Da poco presentato in anteprima assoluta al 30° Noir in Festival e accompagnato da due dei titoli più rappresentativi della sua lunga e variegata carriera (il western I quattro dell’Apocalisse e il giallo parapsicologico Sette note in nero), uscirà il prossimo 3 giugno nelle sale e nelle arene estive Fulci Talks, una lunga intervista ad uno dei registi più originali e poliedrici del cinema nostrano condotta da Antonietta De Lillo e Marcello Garofalo nel giugno del 1993 e presentata ora per la prima volta al pubblico in occasione del venticinquennale della scomparsa del regista.
Il film consta di diversi spezzoni montati a formare un coerente e approfondito ritratto di un regista a lungo ritenuto dalla critica italiana come al massimo un discreto mestierante e al quale solo negli ultimi venti o trent’anni, grazie allo studio e al contribuito di una generazione di critici più giovani- come Gianni Canova e il già menzionato Garofalo-, è stata attribuita una personalità autoriale, coi suoi topoi e i suoi stilemi, il suo tocco unico e peculiare, capace di renderne sempre riconoscibile lo stile, indipendentemente dai vari e diversi generi coi quali si è cimentato nella sua carriera, dalla commedia al comico, dal film storico al western, dal giallo all’horror.

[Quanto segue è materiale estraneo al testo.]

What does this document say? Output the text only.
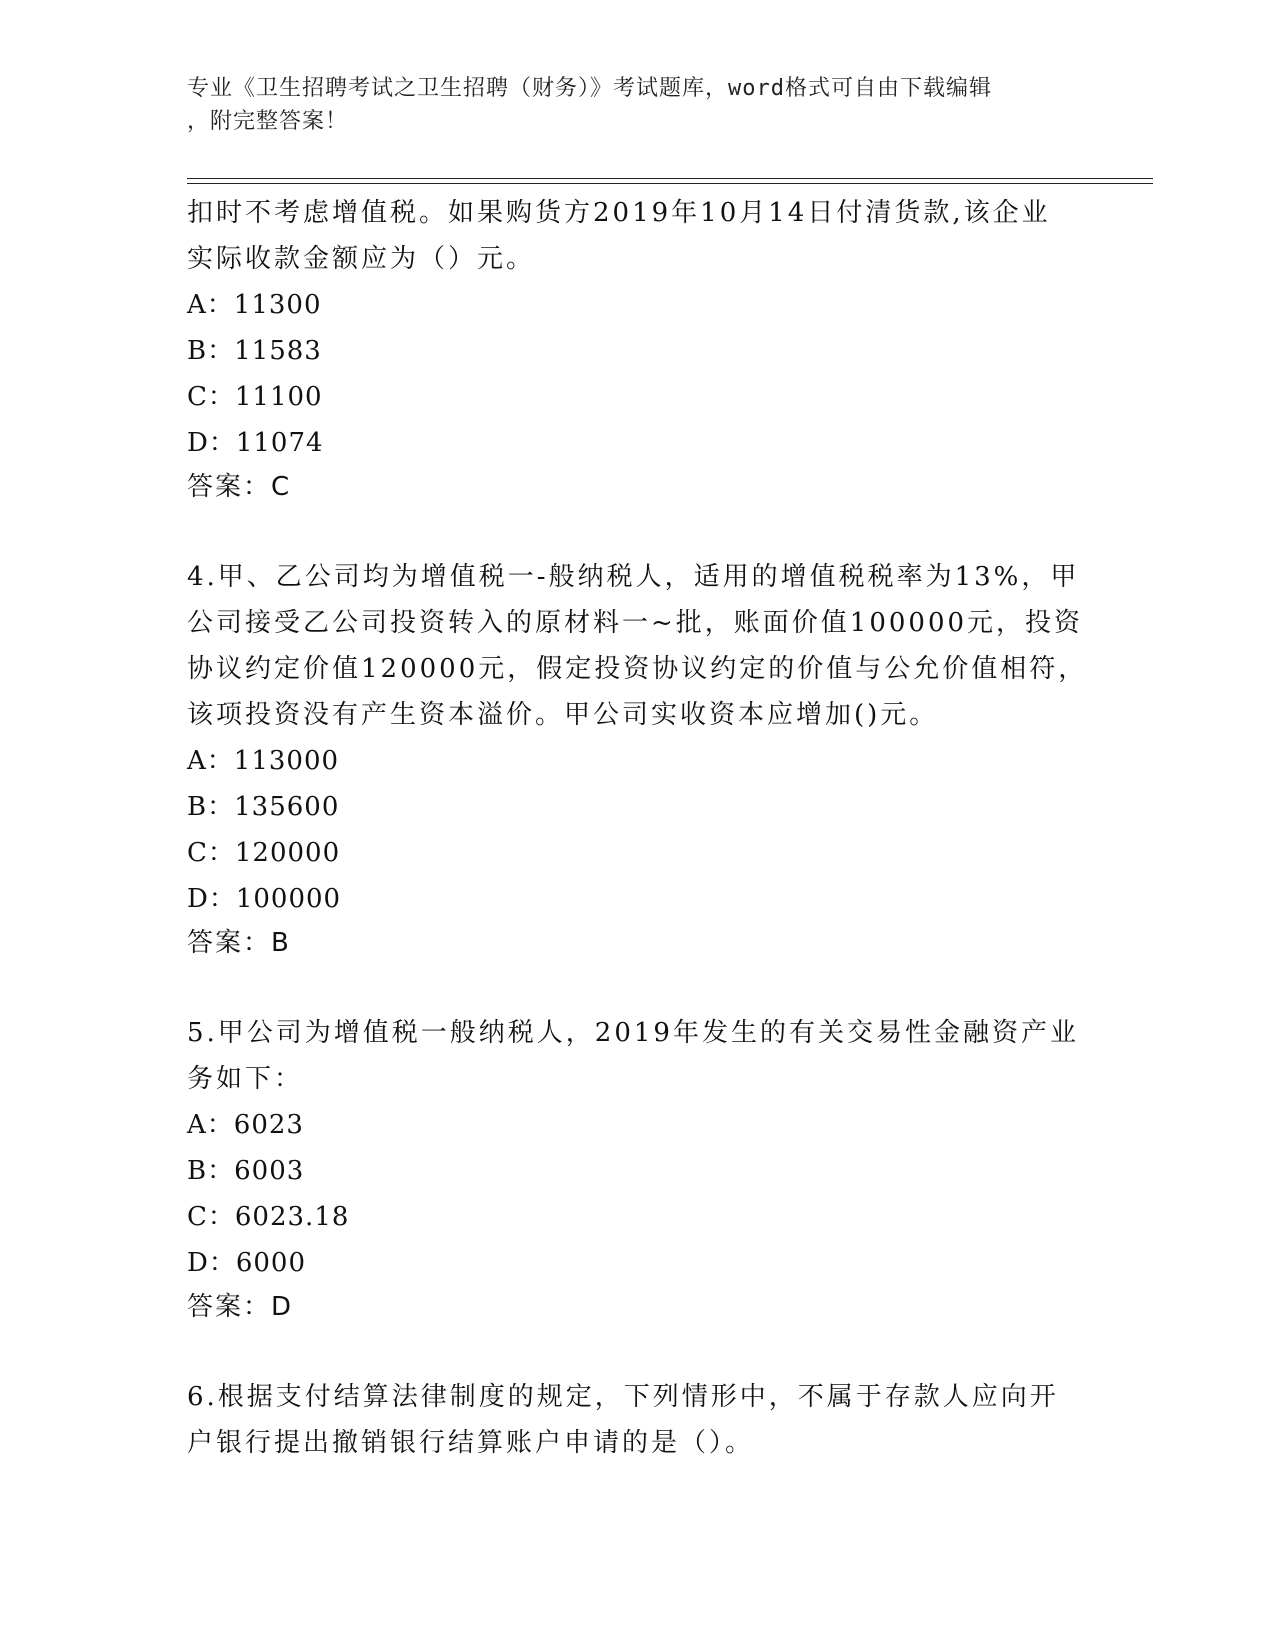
专业《卫生招聘考试之卫生招聘（财务）》考试题库，word格式可自由下载编辑
，附完整答案！
扣时不考虑增值税。如果购货方2019年10月14日付清货款,该企业
实际收款金额应为（）元。
A：11300
B：11583
C：11100
D：11074
答案：C
4.甲、乙公司均为增值税一-般纳税人，适用的增值税税率为13%，甲
公司接受乙公司投资转入的原材料一~批，账面价值100000元，投资
协议约定价值120000元，假定投资协议约定的价值与公允价值相符，
该项投资没有产生资本溢价。甲公司实收资本应增加()元。
A：113000
B：135600
C：120000
D：100000
答案：B
5.甲公司为增值税一般纳税人，2019年发生的有关交易性金融资产业
务如下：
A：6023
B：6003
C：6023.18
D：6000
答案：D
6.根据支付结算法律制度的规定，下列情形中，不属于存款人应向开
户银行提出撤销银行结算账户申请的是（）。
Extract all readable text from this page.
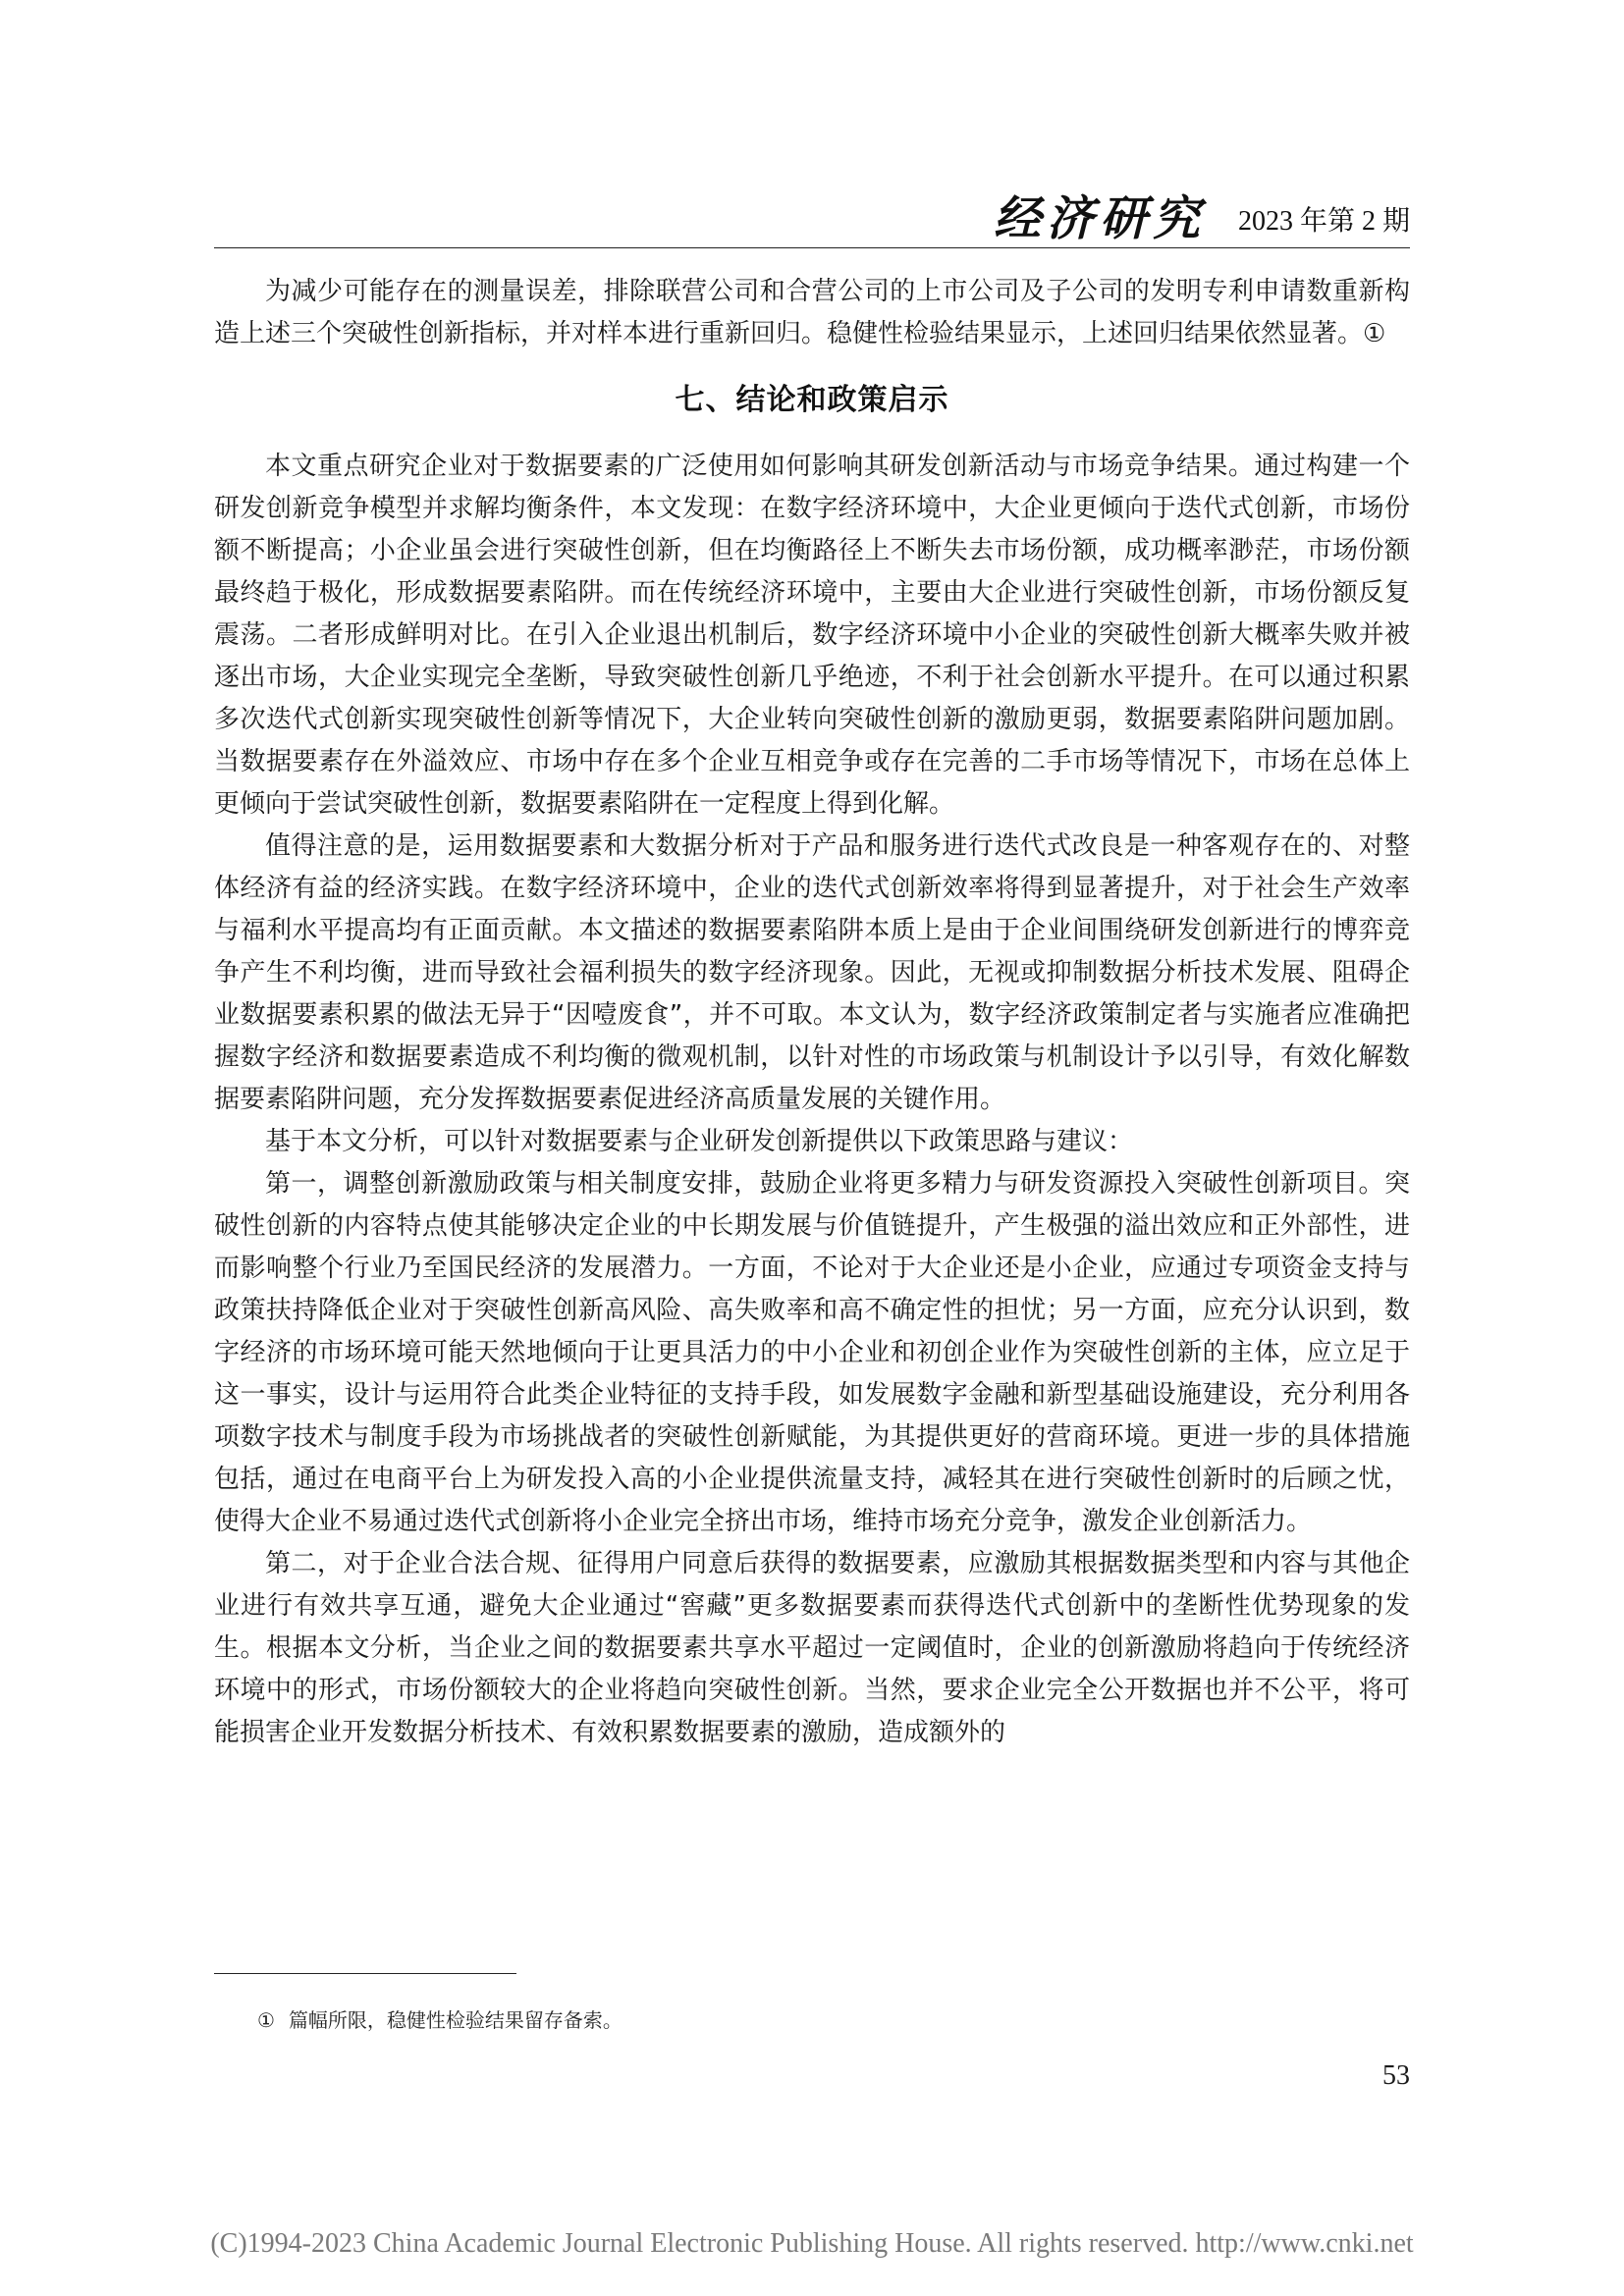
经济研究 2023 年第 2 期

为减少可能存在的测量误差，排除联营公司和合营公司的上市公司及子公司的发明专利申请数重新构造上述三个突破性创新指标，并对样本进行重新回归。稳健性检验结果显示，上述回归结果依然显著。①

七、结论和政策启示

本文重点研究企业对于数据要素的广泛使用如何影响其研发创新活动与市场竞争结果。通过构建一个研发创新竞争模型并求解均衡条件，本文发现：在数字经济环境中，大企业更倾向于迭代式创新，市场份额不断提高；小企业虽会进行突破性创新，但在均衡路径上不断失去市场份额，成功概率渺茫，市场份额最终趋于极化，形成数据要素陷阱。而在传统经济环境中，主要由大企业进行突破性创新，市场份额反复震荡。二者形成鲜明对比。在引入企业退出机制后，数字经济环境中小企业的突破性创新大概率失败并被逐出市场，大企业实现完全垄断，导致突破性创新几乎绝迹，不利于社会创新水平提升。在可以通过积累多次迭代式创新实现突破性创新等情况下，大企业转向突破性创新的激励更弱，数据要素陷阱问题加剧。当数据要素存在外溢效应、市场中存在多个企业互相竞争或存在完善的二手市场等情况下，市场在总体上更倾向于尝试突破性创新，数据要素陷阱在一定程度上得到化解。

值得注意的是，运用数据要素和大数据分析对于产品和服务进行迭代式改良是一种客观存在的、对整体经济有益的经济实践。在数字经济环境中，企业的迭代式创新效率将得到显著提升，对于社会生产效率与福利水平提高均有正面贡献。本文描述的数据要素陷阱本质上是由于企业间围绕研发创新进行的博弈竞争产生不利均衡，进而导致社会福利损失的数字经济现象。因此，无视或抑制数据分析技术发展、阻碍企业数据要素积累的做法无异于“因噎废食”，并不可取。本文认为，数字经济政策制定者与实施者应准确把握数字经济和数据要素造成不利均衡的微观机制，以针对性的市场政策与机制设计予以引导，有效化解数据要素陷阱问题，充分发挥数据要素促进经济高质量发展的关键作用。

基于本文分析，可以针对数据要素与企业研发创新提供以下政策思路与建议：

第一，调整创新激励政策与相关制度安排，鼓励企业将更多精力与研发资源投入突破性创新项目。突破性创新的内容特点使其能够决定企业的中长期发展与价值链提升，产生极强的溢出效应和正外部性，进而影响整个行业乃至国民经济的发展潜力。一方面，不论对于大企业还是小企业，应通过专项资金支持与政策扶持降低企业对于突破性创新高风险、高失败率和高不确定性的担忧；另一方面，应充分认识到，数字经济的市场环境可能天然地倾向于让更具活力的中小企业和初创企业作为突破性创新的主体，应立足于这一事实，设计与运用符合此类企业特征的支持手段，如发展数字金融和新型基础设施建设，充分利用各项数字技术与制度手段为市场挑战者的突破性创新赋能，为其提供更好的营商环境。更进一步的具体措施包括，通过在电商平台上为研发投入高的小企业提供流量支持，减轻其在进行突破性创新时的后顾之忧，使得大企业不易通过迭代式创新将小企业完全挤出市场，维持市场充分竞争，激发企业创新活力。

第二，对于企业合法合规、征得用户同意后获得的数据要素，应激励其根据数据类型和内容与其他企业进行有效共享互通，避免大企业通过“窖藏”更多数据要素而获得迭代式创新中的垄断性优势现象的发生。根据本文分析，当企业之间的数据要素共享水平超过一定阈值时，企业的创新激励将趋向于传统经济环境中的形式，市场份额较大的企业将趋向突破性创新。当然，要求企业完全公开数据也并不公平，将可能损害企业开发数据分析技术、有效积累数据要素的激励，造成额外的

① 篇幅所限，稳健性检验结果留存备索。
53
(C)1994-2023 China Academic Journal Electronic Publishing House. All rights reserved. http://www.cnki.net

Fulci, (del quale si proietta fra uno spezzone e l’altro la silhouette su un telo bianco come soleva fare Hitchcock con la propria immagine quando introduceva i telefilm da lui prodotti), già malato, viene intervistato nella propria abitazione dal già menzionato Garofalo e della De Lillo.
Attraverso le loro domande insieme precise e pudiche, ripercorre la propria infanzia e il proprio avvicinamento al cinema attraverso l’iscrizione quasi casuale al Centro Sperimentale di Cinematografia.
Superato l’esame finale, inizia una lunga carriera che lo porta prima a collaborare come sceneggiatore e autoregista di Steno per molti film di Totò, poi ad esordire in proprio alla fine degli anni Cinquanta.
Fulci sperimenta così, per più di un trentennio, tutti i generi che l’industria cinematografica italiana (allora la seconda al mondo dopo quella americana e la prima in Europa) produceva per il mercato interno e internazionale, dai musicarelli al comico con la coppia formata da Franco e Ciccio; sino ai già menzionati film d’ambientazione storica e western.
Per approdare infine a quelli che ne avrebbero consacrato la fama (specie in Francia e in America): il giallo e l’orrore, cui si sarebbe dedicato per tutta la seconda parte della sua carriera, con qualche puntata nella fantascienza postapocalittica nei primi anni Ottanta.
Molti gli aneddoti, pubblici e privati, raccontati sull’epoca d’oro del nostro cinema, sugli incontri e i rapporti coi colleghi registi, i produttori e gli attori anche stranieri.
La malattia non offusca l’intelligenza vivace e la simpatia accattivante di Fulci, la sua verve e i giudizi a volte tranchant ma sempre motivati e mai astiosi su questo o quel regista; tanto ricchi da comporre quasi un affresco del cinema in quegli anni, osservato con gli occhi di chi ha contribuito a crearlo senza mai disdegnare alcun genere, ma rielaborandolo sempre attraverso la propria visione stilistica.
Il regista si sofferma in particolare su quello che ritiene l’aspetto essenziale della sua poetica: l’anarchia di fondo (un «anarchico mite», come lui stesso si definisce), che lo porta a sabotare dall’interno le regole che definiscono un genere come tale.
I due elementi cardinali individuati nella sua opera sono quelli del dubbio e del peccato, che permeano ogni suo film, dalla dramma storico Beatrice Cenci (1969), ai gialli Non si sevizia un paperino (1972) e Sette note in nero (1977), agli horror Paura nella città dei morti viventi (1980) e Quella villa accanto al cimitero (1981).
Fulci espone dunque, con l’entusiasmo di chi ama il cinema- tutto il cinema, come lui stesso tiene a precisare-, i temi fondanti il suo stile e le sue convinzioni profonde ravvisabili in ogni sua opera, oltre a mostrare una cultura non solo cinematografica ricchissima, che nemmeno la cattiva salute in cui versava quando l’intervista è stata registrata e la crisi attraversata dall’industria del cinema in quegli anni hanno spento.
Un documentario che lascia campo libero all’espressione di una personalità autoriale finalmente oggi riconosciuta come tale, interessante non solo per gli estimatori del regista, ma per chiunque voglia conoscere meglio una stagione unica ed irripetibile del nostro cinema.